La théorie ne permet pas de démontrer que les économies d'échelles souvent promises, mais rarement réalisées, et qui risquent en fait d’être compensées par les dépenses somptuaires de barons des grandes régions, présentent un intérêt supérieur à la qualité de la gestion permise par la proximité, la subsidiarité, la responsabilisation des élus par la connaissance personnelle de leurs concitoyens dans des entités de petite taille. Les populations des régions françaises ne sont pas hors de proportion avec celles des entités suisses et allemandes, avec un spectre plus large il est vrai. À moins que la dispersion ait en soi un coût, mais cela n'est nullement démontré, ni théoriquement ni expérimentalement, puisque chez nos voisins les collectivités n’ont pas non plus une taille homogène. Pas plus que la théorie, les faits, tels qu’ils sont vécus par nos voisins allemands et suisses, ne démontrent l’avantage de telles fusions.

On trouve en revanche à cette idée de réforme une série d’inconvénients : les coûts de transition, la déperdition d’énergie causée par les dissensions sur le choix des départements qui composeront ces futures grandes régions, soit qu’ils soient réunis par décision arbitraire venue de Paris, soit qu’ils résultent – mais comment ? – de la consultation de leurs habitants, sans compter les incongruités qui ne manqueront pas d’en résulter en l’absence de critère qui fasse l’unanimité ; et enfin, les régions françaises les plus petites, pour lesquelles le gain de taille est peut-être le seul qui ait réellement un sens, sont les moins fusionnables entre toutes : il s’agit des îles. À moins de constituer une région des Îles-de-France... mais les distances et les spécificités insulaires rendent cette idée illusoire.

Pour réduire significativement le nombre d’élus et de collectivités, il n’est nul besoin de fusionner les régions. Si l’on tient à diminuer le nombre de collectivités et d’élus, cela doit notamment passer par la suppression pure et simple d’un niveau d’administration, probablement le département ; et par la réunion des communes, comme l’a fait la Belgique, qui a divisé par 4 le nombre de ses communes en 1975. Je proposerais, par exemple, de réfléchir à une fusion des communes rurales à l’échelle du canton, avec maintien d’une représentation de chacune des communes constitutives.

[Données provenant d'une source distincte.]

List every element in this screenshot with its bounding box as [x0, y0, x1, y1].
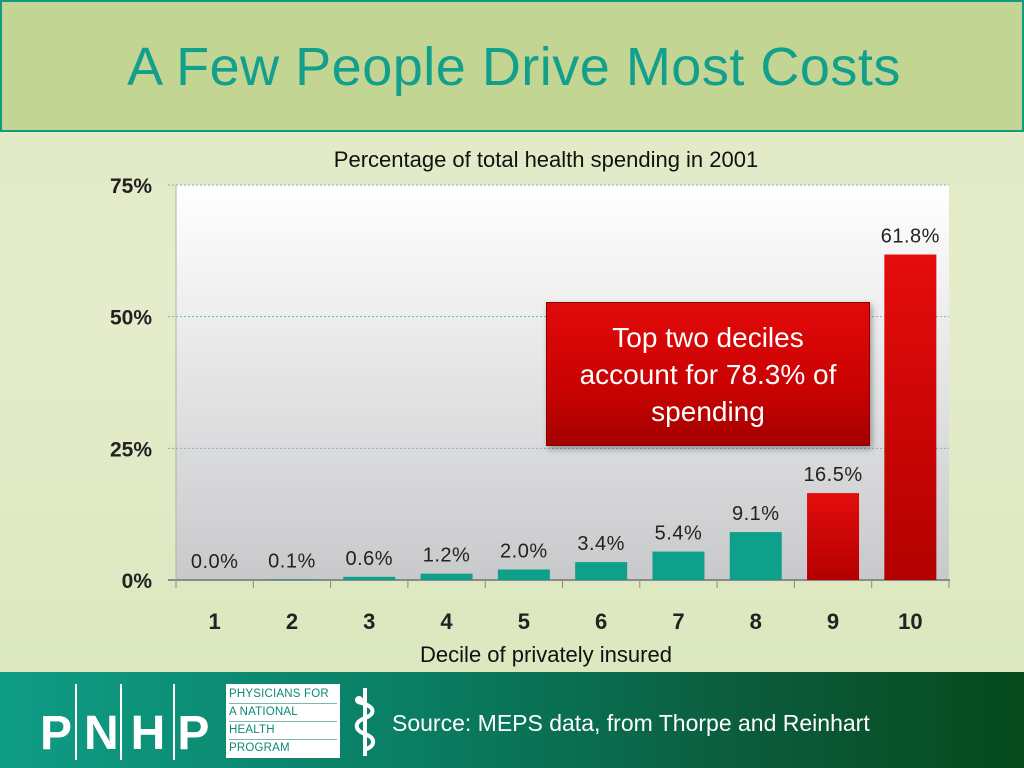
slide-title: A Few People Drive Most Costs	[127, 37, 901, 97]
logo-line-1: PHYSICIANS FOR	[229, 686, 337, 704]
chart-title: Percentage of total health spending in 2…	[334, 147, 758, 172]
data-label: 1.2%	[423, 545, 471, 567]
title-bar: A Few People Drive Most Costs	[0, 0, 1024, 132]
y-tick-label: 0%	[122, 570, 153, 593]
callout-text: Top two deciles account for 78.3% of spe…	[579, 321, 837, 427]
data-label: 5.4%	[655, 523, 703, 545]
data-label: 0.1%	[268, 550, 316, 572]
data-label: 0.6%	[345, 548, 393, 570]
footer-bar: PNHP PHYSICIANS FOR A NATIONAL HEALTH PR…	[0, 672, 1024, 768]
logo-wordmark: PHYSICIANS FOR A NATIONAL HEALTH PROGRAM	[226, 684, 340, 758]
data-label: 3.4%	[577, 533, 625, 555]
x-tick-label: 2	[286, 609, 298, 634]
x-tick-label: 10	[898, 609, 922, 634]
y-tick-label: 50%	[110, 307, 152, 330]
data-label: 2.0%	[500, 540, 548, 562]
source-note: Source: MEPS data, from Thorpe and Reinh…	[392, 710, 870, 736]
data-label: 0.0%	[191, 551, 239, 573]
x-tick-label: 3	[363, 609, 375, 634]
bar-decile-10	[884, 254, 937, 580]
data-label: 9.1%	[732, 503, 780, 525]
bar-decile-3	[343, 576, 396, 580]
x-tick-label: 6	[595, 609, 607, 634]
bar-chart: Percentage of total health spending in 2…	[110, 147, 950, 667]
logo-letters: PNHP	[40, 707, 220, 760]
x-tick-label: 7	[672, 609, 684, 634]
y-tick-label: 75%	[110, 175, 152, 198]
data-label: 16.5%	[803, 464, 862, 486]
logo-line-2: A NATIONAL	[229, 704, 337, 722]
x-tick-label: 5	[518, 609, 530, 634]
logo-line-4: PROGRAM	[229, 742, 290, 754]
caduceus-icon	[354, 688, 376, 756]
x-tick-label: 1	[209, 609, 221, 634]
bar-decile-9	[807, 493, 860, 580]
bar-decile-6	[575, 562, 628, 580]
callout-box: Top two deciles account for 78.3% of spe…	[546, 302, 870, 446]
bar-decile-4	[420, 573, 473, 580]
x-axis-label: Decile of privately insured	[420, 642, 672, 667]
x-tick-label: 8	[750, 609, 762, 634]
y-tick-label: 25%	[110, 438, 152, 461]
logo-line-3: HEALTH	[229, 722, 337, 740]
x-tick-label: 9	[827, 609, 839, 634]
x-tick-label: 4	[440, 609, 453, 634]
bar-decile-8	[729, 532, 782, 580]
bar-decile-2	[265, 579, 318, 580]
bar-decile-5	[497, 569, 550, 580]
bar-decile-7	[652, 551, 705, 580]
pnhp-logo: PNHP	[40, 684, 220, 760]
data-label: 61.8%	[881, 226, 940, 248]
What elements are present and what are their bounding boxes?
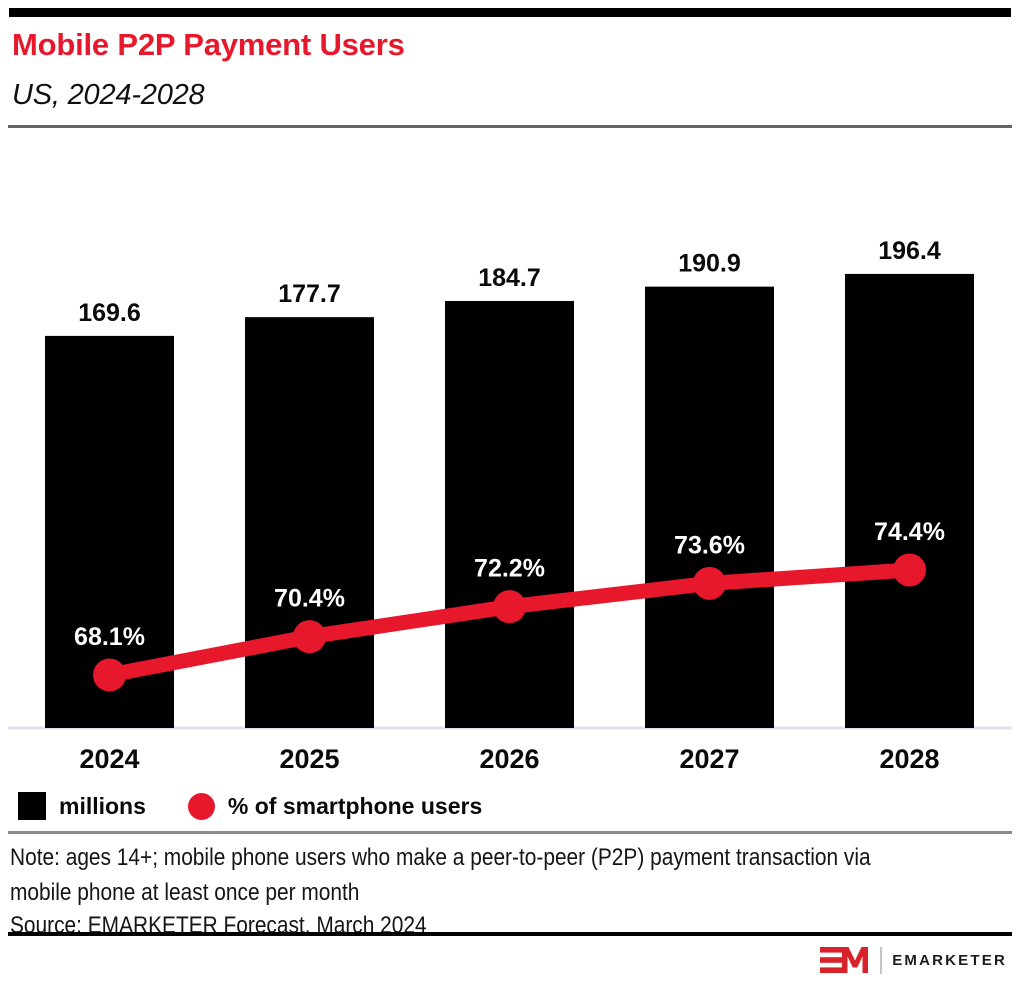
bar-value-label-2027: 190.9	[678, 250, 741, 278]
bar-2025	[245, 317, 374, 728]
branding: EMARKETER	[820, 945, 1007, 975]
note-line-2: mobile phone at least once per month	[10, 879, 360, 906]
source-line: Source: EMARKETER Forecast, March 2024	[10, 912, 427, 939]
legend-label-percent: % of smartphone users	[227, 792, 483, 819]
bar-2027	[645, 286, 774, 728]
trend-marker-2026	[493, 590, 526, 624]
percent-label-2027: 73.6%	[674, 531, 745, 559]
chart-subtitle: US, 2024-2028	[12, 79, 205, 111]
percent-label-2028: 74.4%	[874, 518, 945, 546]
footer-divider	[8, 932, 1012, 936]
trend-marker-2028	[893, 553, 926, 587]
logo-wordmark: EMARKETER	[892, 951, 1007, 969]
note-line-1: Note: ages 14+; mobile phone users who m…	[10, 844, 871, 871]
chart-title: Mobile P2P Payment Users	[12, 27, 405, 62]
x-axis-label-2027: 2027	[679, 744, 739, 774]
footnote: Note: ages 14+; mobile phone users who m…	[10, 840, 999, 941]
trend-marker-2025	[293, 620, 326, 654]
bar-value-label-2026: 184.7	[478, 264, 541, 292]
x-axis-label-2026: 2026	[479, 744, 539, 774]
trend-marker-2024	[93, 658, 126, 692]
legend-divider	[8, 831, 1012, 834]
logo-separator	[880, 946, 883, 974]
bar-value-label-2025: 177.7	[278, 280, 341, 308]
x-axis-label-2028: 2028	[879, 744, 939, 774]
percent-label-2025: 70.4%	[274, 585, 345, 613]
bar-value-label-2024: 169.6	[78, 299, 141, 327]
bar-2028	[845, 273, 974, 728]
emarketer-logo-icon	[820, 947, 869, 973]
chart-svg: 169.6 2024 177.7 2025 184.7 2026 190.9 2027 196.…	[8, 237, 1012, 774]
x-axis-label-2025: 2025	[279, 744, 339, 774]
header-divider	[8, 125, 1012, 128]
legend-item-percent: % of smartphone users	[187, 792, 483, 820]
bar-2026	[445, 300, 574, 728]
percent-label-2024: 68.1%	[74, 623, 145, 651]
bar-value-label-2028: 196.4	[878, 237, 941, 265]
legend: millions % of smartphone users	[18, 792, 482, 820]
x-axis-label-2024: 2024	[79, 744, 139, 774]
trend-marker-2027	[693, 566, 726, 600]
legend-label-millions: millions	[59, 792, 146, 819]
bar-swatch-icon	[18, 792, 46, 820]
line-swatch-icon	[187, 792, 215, 820]
legend-item-millions: millions	[18, 792, 146, 820]
percent-label-2026: 72.2%	[474, 555, 545, 583]
top-accent-bar	[9, 8, 1011, 17]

La conclusion de cette réflexion est que la clef de l'amélioration de l’organisation territoriale de la France n’est pas la taille de ses régions, alors même que parmi les propositions récentes c’est la question qui retient le plus l’attention des media et du public. Le critère du succès des Länder allemands et des cantons suisses réside ailleurs que dans leurs dimensions. 

Le rapport Balladur de 2009 comporte trois parties : il parle de simplifier les structures, de clarifier les compétences, et de moderniser les finances locales. S’agissant des régions, c'est bien plus au niveau de l'attribution des compétences et des modalités de leur exercice, d'une part, et de l'autonomie et des marges de manœuvre en matière financière, fiscale et budgétaire, d'autre part, que résident les facteurs du succès, politique et économique, et finalement humain, de ces collectivités.